Uitspraak
GERECHTSHOF ARNHEM-LEEUWARDEN
verzoeker in hoger beroep,
Gerechtshof Arnhem-Leeuwarden
In deze zaak heeft het Gerechtshof Arnhem-Leeuwarden op 27 maart 2018 uitspraak gedaan in hoger beroep over de verlenging van de machtiging tot uithuisplaatsing van een minderjarige, hier aangeduid als [de minderjarige]. De vader van [de minderjarige] heeft hoger beroep ingesteld tegen een eerdere beschikking van de rechtbank Noord-Nederland, waarin de ondertoezichtstelling en de machtiging tot uithuisplaatsing van [de minderjarige] waren verlengd. De vader verzocht om de machtiging tot uithuisplaatsing te beëindigen en [de minderjarige] bij hem te laten wonen.
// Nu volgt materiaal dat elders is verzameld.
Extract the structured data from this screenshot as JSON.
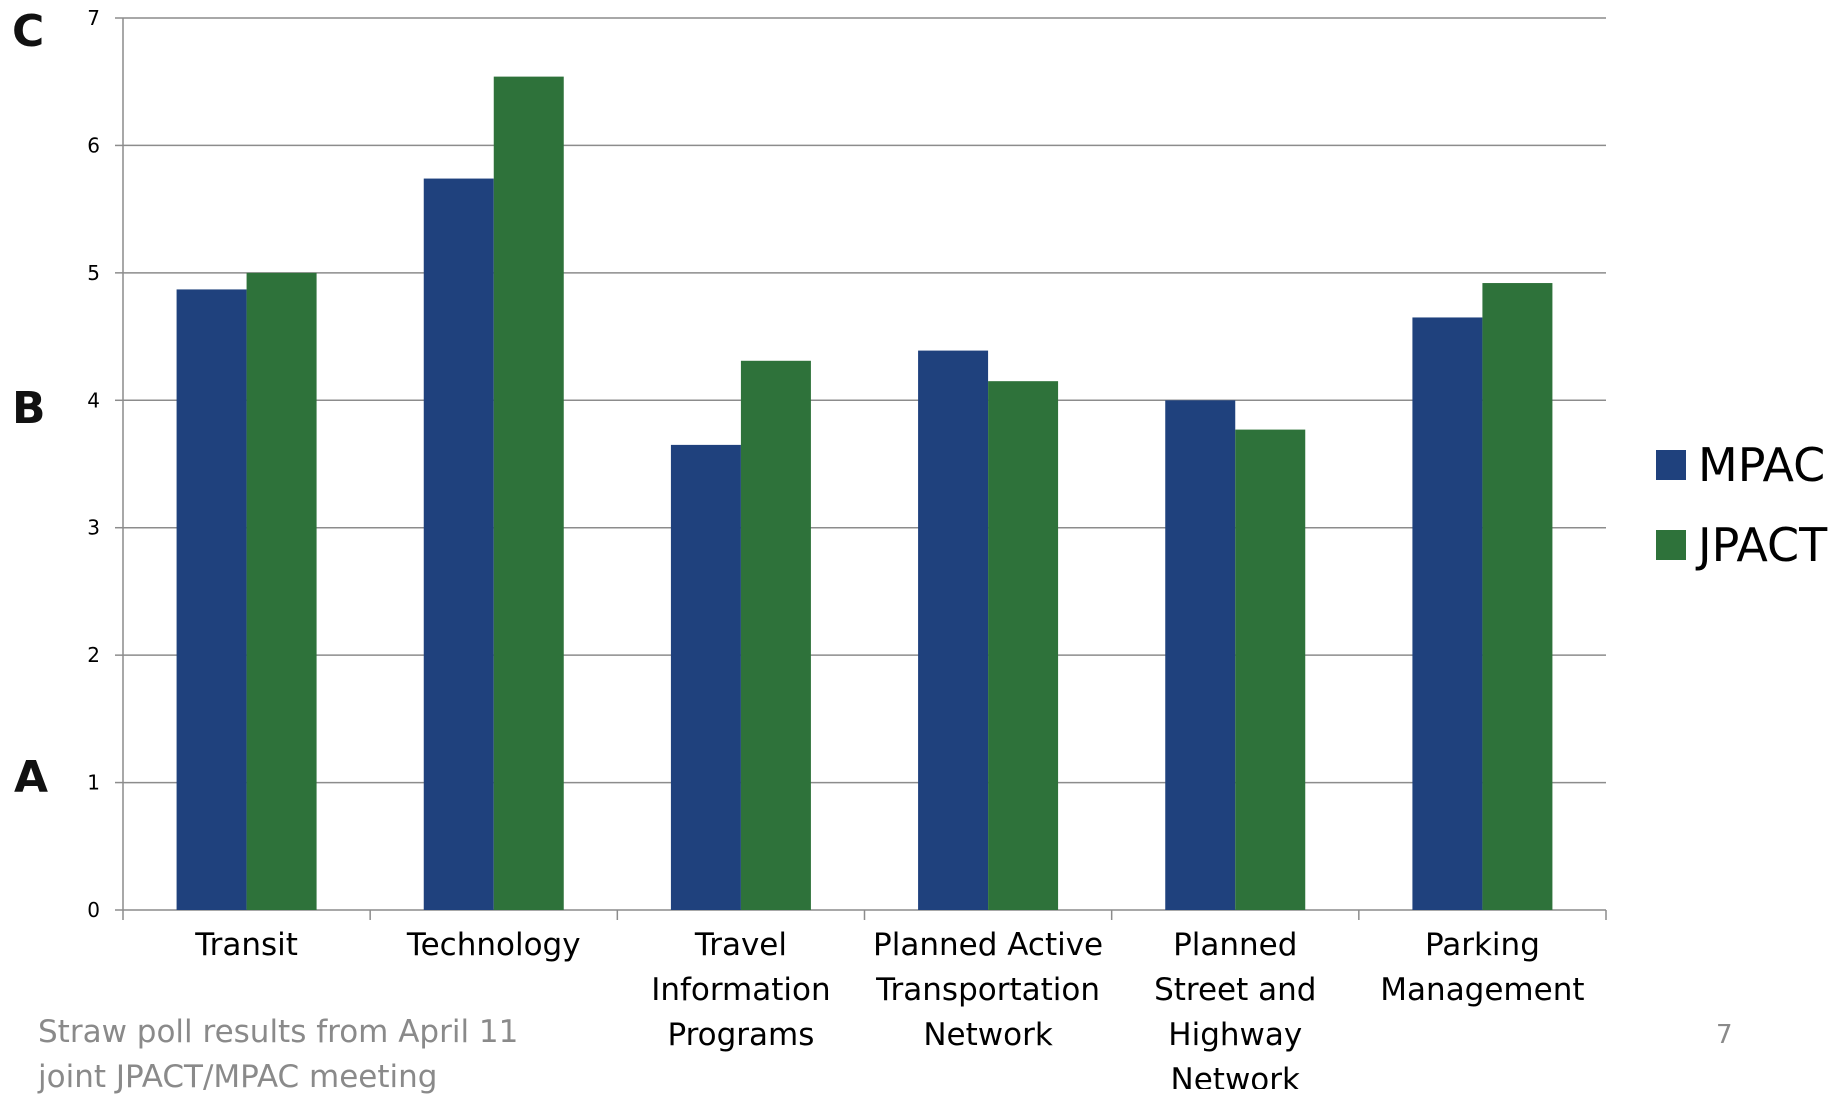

Tijdens de mondelinge behandeling op 26 februari 2018 is [de minderjarige] door het hof gehoord, en zijn zowel de vader als de moeder verschenen. De GI, vertegenwoordigd door mevrouw [C] en mevrouw [D], heeft verweer gevoerd en de bestreden beschikking bekrachtigd. Het hof heeft in zijn overwegingen de zorgen van de moeder over de kwetsbaarheid van [de minderjarige] en de impact van de echtscheiding meegenomen. Het hof heeft vastgesteld dat er nieuwe ontwikkelingen zijn die de mogelijkheid van een plaatsing bij de vader onderzoeken, maar heeft ook benadrukt dat er een zorgvuldige belangenafweging moet plaatsvinden.
Het hof heeft uiteindelijk geoordeeld dat de verlenging van de machtiging tot uithuisplaatsing noodzakelijk is in het belang van de verzorging en opvoeding van [de minderjarige]. De beslissing van de kinderrechter is bekrachtigd, waarbij het hof erop vertrouwt dat de GI de zorgen van beide ouders serieus neemt en het proces zorgvuldig begeleidt. De uitspraak benadrukt het belang van een gedegen onderzoek naar de haalbaarheid van een volledige plaatsing bij de vader, gezien de complexe voorgeschiedenis van [de minderjarige].